August 20th – What I really like about the music
industry, or at least the people who actually make the music not those tossers
who call themselves creative managers or consultants, who rip everyone off just
so’s they can waste another half a mill on yet another yacht because, well, you
know, you’ve just got to have one in Marseilles and one in Cannes… What I have
managed to do, though, is crack the method of reading the pedigree of various,
seemingly unconnected performers and building up a family tree. I know, pitiful
isn’t it?
AC/DC, as you know by now, are amongst my
favourite bands. For energy, 4/4 timing, a backbeat that would prop a fire door
open and good old heads-down rock ‘n’ roll they take some beating. What I
wasn’t aware of was their direct lineage to the great, Russian composer, Pyotr
Il’yich Tchaikovsky. That’s stopped you in your tracks, huh?
The 1812 Overture
was Tchaikovsky’s testimony to the bravery of the troops who defeated (in a
roundabout way) the army of Napoleon at the Battle of Borodino in 1812 (although
how a battle that caused at least 100,000 casualties can be called a victory by
either side is beyond me). Written in 1880 to commemorate the anniversary of
this famous victory, the overture he wrote (1812)
called for cathedral type bells, live cannon fire and a large scale orchestra
all playing in time and in unison, particularly with the cannon fire which is
strictly laid out as part of the orchestration. So tight is this scheduling
that no less than 16 cannon need to be used, the length of time required for
re-loading not being taken into account by the selfish Tchaikovsky no doubt… Didn’t
Charlie Drake do a skit on this overture where he appeared to be playing every
instrument and conducting too? Gosh, there’s a name from the past; wasn’t he
the sidekick of Jack Edwardes in a TV series… Mick and Montmerency wasn’t it? On
the BBC? The orchestra film, I think, it won an award or summat at Cannes or Montreux and
featured a triangle player who couldn’t count... Anyway, that’s all by the way;
we were tracing the pedigree line from Tchaikovsky through to Angus Young.
Right, well, exactly 101 years later AC/DC
took another landmark event.

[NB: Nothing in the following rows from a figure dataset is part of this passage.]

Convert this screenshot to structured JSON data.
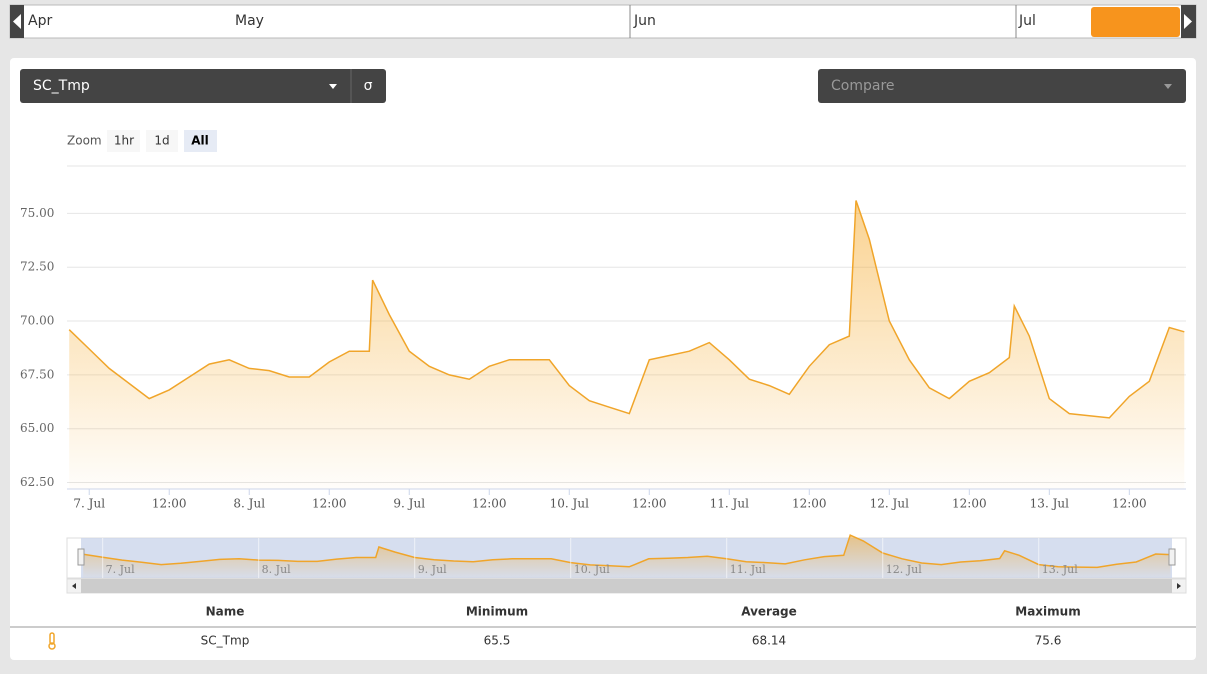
{
  "timeline": {
    "months": [
      "Apr",
      "May",
      "Jun",
      "Jul"
    ]
  },
  "selector": {
    "sensor": "SC_Tmp",
    "sigma": "σ",
    "compare": "Compare"
  },
  "zoom": {
    "label": "Zoom",
    "buttons": [
      "1hr",
      "1d",
      "All"
    ]
  },
  "chart_data": {
    "type": "area",
    "color": "#f0a52a",
    "grid": true,
    "x": [
      "6. Jul 21:00",
      "7. Jul 00:00",
      "7. Jul 03:00",
      "7. Jul 06:00",
      "7. Jul 09:00",
      "7. Jul 12:00",
      "7. Jul 15:00",
      "7. Jul 18:00",
      "7. Jul 21:00",
      "8. Jul 00:00",
      "8. Jul 03:00",
      "8. Jul 06:00",
      "8. Jul 09:00",
      "8. Jul 12:00",
      "8. Jul 15:00",
      "8. Jul 18:00",
      "8. Jul 18:30",
      "8. Jul 21:00",
      "9. Jul 00:00",
      "9. Jul 03:00",
      "9. Jul 06:00",
      "9. Jul 09:00",
      "9. Jul 12:00",
      "9. Jul 15:00",
      "9. Jul 18:00",
      "9. Jul 21:00",
      "10. Jul 00:00",
      "10. Jul 03:00",
      "10. Jul 06:00",
      "10. Jul 09:00",
      "10. Jul 12:00",
      "10. Jul 15:00",
      "10. Jul 18:00",
      "10. Jul 21:00",
      "11. Jul 00:00",
      "11. Jul 03:00",
      "11. Jul 06:00",
      "11. Jul 09:00",
      "11. Jul 12:00",
      "11. Jul 15:00",
      "11. Jul 18:00",
      "11. Jul 19:00",
      "11. Jul 21:00",
      "12. Jul 00:00",
      "12. Jul 03:00",
      "12. Jul 06:00",
      "12. Jul 09:00",
      "12. Jul 12:00",
      "12. Jul 15:00",
      "12. Jul 18:00",
      "12. Jul 18:45",
      "12. Jul 21:00",
      "13. Jul 00:00",
      "13. Jul 03:00",
      "13. Jul 06:00",
      "13. Jul 09:00",
      "13. Jul 12:00",
      "13. Jul 15:00",
      "13. Jul 18:00",
      "13. Jul 20:15"
    ],
    "values": [
      69.6,
      68.7,
      67.8,
      67.1,
      66.4,
      66.8,
      67.4,
      68.0,
      68.2,
      67.8,
      67.7,
      67.4,
      67.4,
      68.1,
      68.6,
      68.6,
      71.9,
      70.3,
      68.6,
      67.9,
      67.5,
      67.3,
      67.9,
      68.2,
      68.2,
      68.2,
      67.0,
      66.3,
      66.0,
      65.7,
      68.2,
      68.4,
      68.6,
      69.0,
      68.2,
      67.3,
      67.0,
      66.6,
      67.9,
      68.9,
      69.3,
      75.6,
      73.8,
      70.0,
      68.2,
      66.9,
      66.4,
      67.2,
      67.6,
      68.3,
      70.7,
      69.3,
      66.4,
      65.7,
      65.6,
      65.5,
      66.5,
      67.2,
      69.7,
      69.5
    ],
    "xlim": [
      "6. Jul 20:40",
      "13. Jul 20:30"
    ],
    "xticks": [
      {
        "value": "7. Jul 00:00",
        "label": "7. Jul"
      },
      {
        "value": "7. Jul 12:00",
        "label": "12:00"
      },
      {
        "value": "8. Jul 00:00",
        "label": "8. Jul"
      },
      {
        "value": "8. Jul 12:00",
        "label": "12:00"
      },
      {
        "value": "9. Jul 00:00",
        "label": "9. Jul"
      },
      {
        "value": "9. Jul 12:00",
        "label": "12:00"
      },
      {
        "value": "10. Jul 00:00",
        "label": "10. Jul"
      },
      {
        "value": "10. Jul 12:00",
        "label": "12:00"
      },
      {
        "value": "11. Jul 00:00",
        "label": "11. Jul"
      },
      {
        "value": "11. Jul 12:00",
        "label": "12:00"
      },
      {
        "value": "12. Jul 00:00",
        "label": "12. Jul"
      },
      {
        "value": "12. Jul 12:00",
        "label": "12:00"
      },
      {
        "value": "13. Jul 00:00",
        "label": "13. Jul"
      },
      {
        "value": "13. Jul 12:00",
        "label": "12:00"
      }
    ],
    "ylim": [
      62.2,
      77.2
    ],
    "yticks": [
      {
        "value": 62.5,
        "label": "62.50"
      },
      {
        "value": 65,
        "label": "65.00"
      },
      {
        "value": 67.5,
        "label": "67.50"
      },
      {
        "value": 70,
        "label": "70.00"
      },
      {
        "value": 72.5,
        "label": "72.50"
      },
      {
        "value": 75,
        "label": "75.00"
      }
    ],
    "navigator_ticks": [
      {
        "value": "7. Jul 00:00",
        "label": "7. Jul"
      },
      {
        "value": "8. Jul 00:00",
        "label": "8. Jul"
      },
      {
        "value": "9. Jul 00:00",
        "label": "9. Jul"
      },
      {
        "value": "10. Jul 00:00",
        "label": "10. Jul"
      },
      {
        "value": "11. Jul 00:00",
        "label": "11. Jul"
      },
      {
        "value": "12. Jul 00:00",
        "label": "12. Jul"
      },
      {
        "value": "13. Jul 00:00",
        "label": "13. Jul"
      }
    ]
  },
  "table": {
    "header": [
      "Name",
      "Minimum",
      "Average",
      "Maximum"
    ],
    "rows": [
      [
        "SC_Tmp",
        "65.5",
        "68.14",
        "75.6"
      ]
    ]
  }
}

That of taking ill-trained, ill-versed in the role
of combat, Roman citizens to the slaughter by well-trained, combat-ready, highly
skilled gladiators and updating the gentleman-slaughterers/slaughterees code of
the time Ave, Ceaser, Morituri te
Salutant turning it on its head to suit the modern times by revamping that
title to read, Those About To Rock…didn’t
Colosseum release an album called Morituri te Salutant back in 1969? Seem
to remember they had a stellar line-up, Mr. Heckstall-Smith was one of them…and
Dave Greenslade… OK, sorry, right, AC/DC.
The title track of the AC/DC
album was used as an opener on some tours and became a kind of anthem, much
like it had been used by the Romans but transcending time and outcome, becoming
an anthem to the laying down of musical lives to the take-no-prisoners,
heavy-metal genre that AC/DC were, at
one time, the high priests of. The closing stanzas of that particular
composition, which built on the chant-type slow build of the previous three
minutes, also contained the repeated firing of cannons as part of its
climax…wasn’t there an accident when the 1812
was being played in Italy
a while ago? When the first trombonist thought he’d enter into the spirit of
the fun by loading a medium-sized firecracker into the bell of his new trombone
and then sealing it with his mute. I believe the idea was for him to launch
this item high into the air at the appropriate moment in the cannon-firing,
outdoor climax to the piece. Trouble was the firecracker went off before he
could hoist the trombone to the required elevation, so the jammed-tight mute
exploded out the front much like ma bullet does from a cartridge, passed
between the seats of the French horn players and the viola section before
hitting the conductor in the stomach. This thrust the conductor off the podium
and into the audience where he destroyed the first twelve rows of seated gentry
by causing a tsunami of folding chairs, all falling back onto the row behind
and so on…a domino effect, if you will. At the other end of the action, the
flash-back from the firecracker scorched the trombonists face and sent him
twelve feet rearwards into the percussion section thereby destroying £12,000
worth of kettle drums and the reputation of brass-players for the next six
generations.
So, there we have it the connection we’ve all been looking
for.
Pyotr Il’yich Tchaikovsky has a direct lineage to AC/DC by way of writing the 1812 Overture and giving birth to Charlie Drake’s finest comedy
piece via the novelty use of a trombone through to the timely interruption of Colosseum’s greatest work, the baton of
which AC/DC picked up and ran with as
the centrepiece of their album, Those
About To Rock. See, once you see it all written down it makes perfect
sense; glad to have been of service.